Nigerian banks miss out on $14 billion Bitcoin market
by FRANK ELEANYA
February 21, 2017 | 5:22 pm| | | Start Conversation
…over CBN restriction, high costs
Bitcoin market capitalisation reached almost $14 billion in January 2017 however Nigerian banks missed out due to Central Bank of Nigeria’s (CBN) restriction, high costs of integration, lack of widespread consumer demand and limited understanding according to the latest Nigeria Fintech Survey report.
It would be recalled that in January 2017, the CBN issued a directive banning transactions in virtual currencies also known as cryptocurrencies. In a circular to the banks, the CBN said the ban was necessitated as a result of the non-regulatory nature of cryptocurrencies.
“Transactions in virtual currencies (VCs) are largely untraceable and anonymous making them susceptible to abuse by criminals, especially in money laundering and financing of terrorism. VCs are traded in exchange platforms that are unregulated, all over the world. Consumers may therefore lose their money without any legal redress in the event these exchanges collapse or close business,” the CBN stated.
The Nigeria Fintech Survey 2017 was released in February by PricewaterhousCoopers (PwC). The survey which aggregated responses from 49 chief executive officers (CEOs), heads of innovation, chief information officers and top-tier managers projected that Blockchain technology may result in a radically different competitive future in the financial services (FS) industry where current profit pools are disrupted and redistributed toward the owners of new, highly efficient Blockchain platforms.
During the launch of the report in February, a CBN spokesperson said the apex bank was making efforts to learn more about the Blockchain technology and have constituted a committee to study it.
Jumoke Ogundare, CEO, Asset & Resource Management Company said there was a need for collaboration and integration between banks, Fintech and the regulator. She also noted that “Excessive regulatory bottlenecks may cause significant delays in time-to-market. In essence, a lot of collaboration and engagement will be required to gain the regulator’s support,”
According to the PwC survey, cryptocurrencies are purely electronic currencies used for making payments anywhere in the world. Unlike traditional currencies, cryptocurrencies have no physical form, are not legal tender and are not currently backed by any government or legal entity.
Cryptocurrencies run on Blockchain which is a technology that combines mathematical, cryptographic and economic principles in order to maintain a database between multiple participants without the need for any third party validator or reconciliation.
PwC noted that if Blockchain technology is implemented correctly “could remove the need for reconciliation between parties, speeding up the settlement of trades or completely revamping existing processes, including enhancing efficiency in loan origination and servicing; improving clearing house functions used by Banks; and facilitating access to securities. For example, a bond that could automatically pay the coupons to bondholders and any additional provisions could be executed when the conditions are met, without any need to human maintenance.”

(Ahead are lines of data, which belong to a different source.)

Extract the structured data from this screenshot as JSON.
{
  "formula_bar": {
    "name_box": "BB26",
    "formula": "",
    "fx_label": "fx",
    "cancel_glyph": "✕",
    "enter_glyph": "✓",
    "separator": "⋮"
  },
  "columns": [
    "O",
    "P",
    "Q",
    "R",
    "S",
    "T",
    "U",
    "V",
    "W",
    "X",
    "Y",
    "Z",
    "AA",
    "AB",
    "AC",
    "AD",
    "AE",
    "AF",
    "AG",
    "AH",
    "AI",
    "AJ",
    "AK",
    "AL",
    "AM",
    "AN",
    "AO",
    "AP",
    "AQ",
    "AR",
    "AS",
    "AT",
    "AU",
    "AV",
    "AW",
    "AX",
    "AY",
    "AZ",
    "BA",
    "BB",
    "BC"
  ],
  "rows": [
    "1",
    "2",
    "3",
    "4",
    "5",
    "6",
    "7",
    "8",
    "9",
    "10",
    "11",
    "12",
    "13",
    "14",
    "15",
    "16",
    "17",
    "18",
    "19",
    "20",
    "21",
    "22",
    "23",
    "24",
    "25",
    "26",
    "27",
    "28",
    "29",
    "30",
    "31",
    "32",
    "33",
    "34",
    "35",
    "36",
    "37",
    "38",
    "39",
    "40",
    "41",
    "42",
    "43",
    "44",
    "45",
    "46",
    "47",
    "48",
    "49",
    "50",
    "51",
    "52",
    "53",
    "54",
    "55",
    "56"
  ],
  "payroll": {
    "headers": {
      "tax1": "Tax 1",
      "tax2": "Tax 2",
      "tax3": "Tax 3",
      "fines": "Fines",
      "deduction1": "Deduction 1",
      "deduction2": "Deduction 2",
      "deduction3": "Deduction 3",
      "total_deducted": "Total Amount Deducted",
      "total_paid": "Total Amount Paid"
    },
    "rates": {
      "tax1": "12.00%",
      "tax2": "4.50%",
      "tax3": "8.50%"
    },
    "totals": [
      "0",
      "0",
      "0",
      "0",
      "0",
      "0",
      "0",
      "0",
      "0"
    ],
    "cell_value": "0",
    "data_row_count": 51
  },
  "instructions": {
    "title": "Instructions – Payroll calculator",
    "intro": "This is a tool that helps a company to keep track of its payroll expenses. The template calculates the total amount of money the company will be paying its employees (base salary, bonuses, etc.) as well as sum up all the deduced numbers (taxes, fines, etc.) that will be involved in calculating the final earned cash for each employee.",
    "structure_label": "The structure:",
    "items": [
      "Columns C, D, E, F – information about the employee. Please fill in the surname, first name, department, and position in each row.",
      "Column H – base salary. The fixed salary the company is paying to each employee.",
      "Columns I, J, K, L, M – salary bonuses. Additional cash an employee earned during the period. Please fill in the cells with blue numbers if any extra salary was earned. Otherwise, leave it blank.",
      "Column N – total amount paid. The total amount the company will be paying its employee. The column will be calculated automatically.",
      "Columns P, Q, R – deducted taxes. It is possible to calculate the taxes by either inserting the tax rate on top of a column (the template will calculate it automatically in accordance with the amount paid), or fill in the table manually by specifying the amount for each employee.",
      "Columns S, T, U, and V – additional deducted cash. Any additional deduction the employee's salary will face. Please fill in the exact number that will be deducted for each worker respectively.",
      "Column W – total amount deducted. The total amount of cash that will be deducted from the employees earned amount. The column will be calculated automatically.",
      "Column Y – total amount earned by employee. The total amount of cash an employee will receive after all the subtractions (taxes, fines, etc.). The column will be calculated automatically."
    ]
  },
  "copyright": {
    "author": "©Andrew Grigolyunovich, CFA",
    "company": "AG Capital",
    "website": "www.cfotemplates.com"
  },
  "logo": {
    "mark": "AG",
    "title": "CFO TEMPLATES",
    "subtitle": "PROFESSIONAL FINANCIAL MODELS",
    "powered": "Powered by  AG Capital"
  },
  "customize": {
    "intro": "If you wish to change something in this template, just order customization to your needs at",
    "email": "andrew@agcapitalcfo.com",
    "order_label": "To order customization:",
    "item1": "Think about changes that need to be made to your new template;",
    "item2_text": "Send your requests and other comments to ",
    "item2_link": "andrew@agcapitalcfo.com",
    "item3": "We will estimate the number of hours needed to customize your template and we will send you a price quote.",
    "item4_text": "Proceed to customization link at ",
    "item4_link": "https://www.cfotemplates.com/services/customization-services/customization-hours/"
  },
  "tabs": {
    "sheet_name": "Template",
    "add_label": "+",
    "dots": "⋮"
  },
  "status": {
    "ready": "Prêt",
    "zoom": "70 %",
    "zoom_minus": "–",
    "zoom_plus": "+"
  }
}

Experts who spoke on the survey said it was important that companies keep abreast of innovations happening globally and within the country.
“It is equally important to have the awareness to understand how these innovations can be applied to customer pain points to open up new ways of enlightening one’s customers. We follow keenly what is happening in the technological space, and adopt those innovations that are required to simplify our processes and enhance customer value,” said Tunde Hassan-Odukale, executive director, Leadway Assurance Company Limited.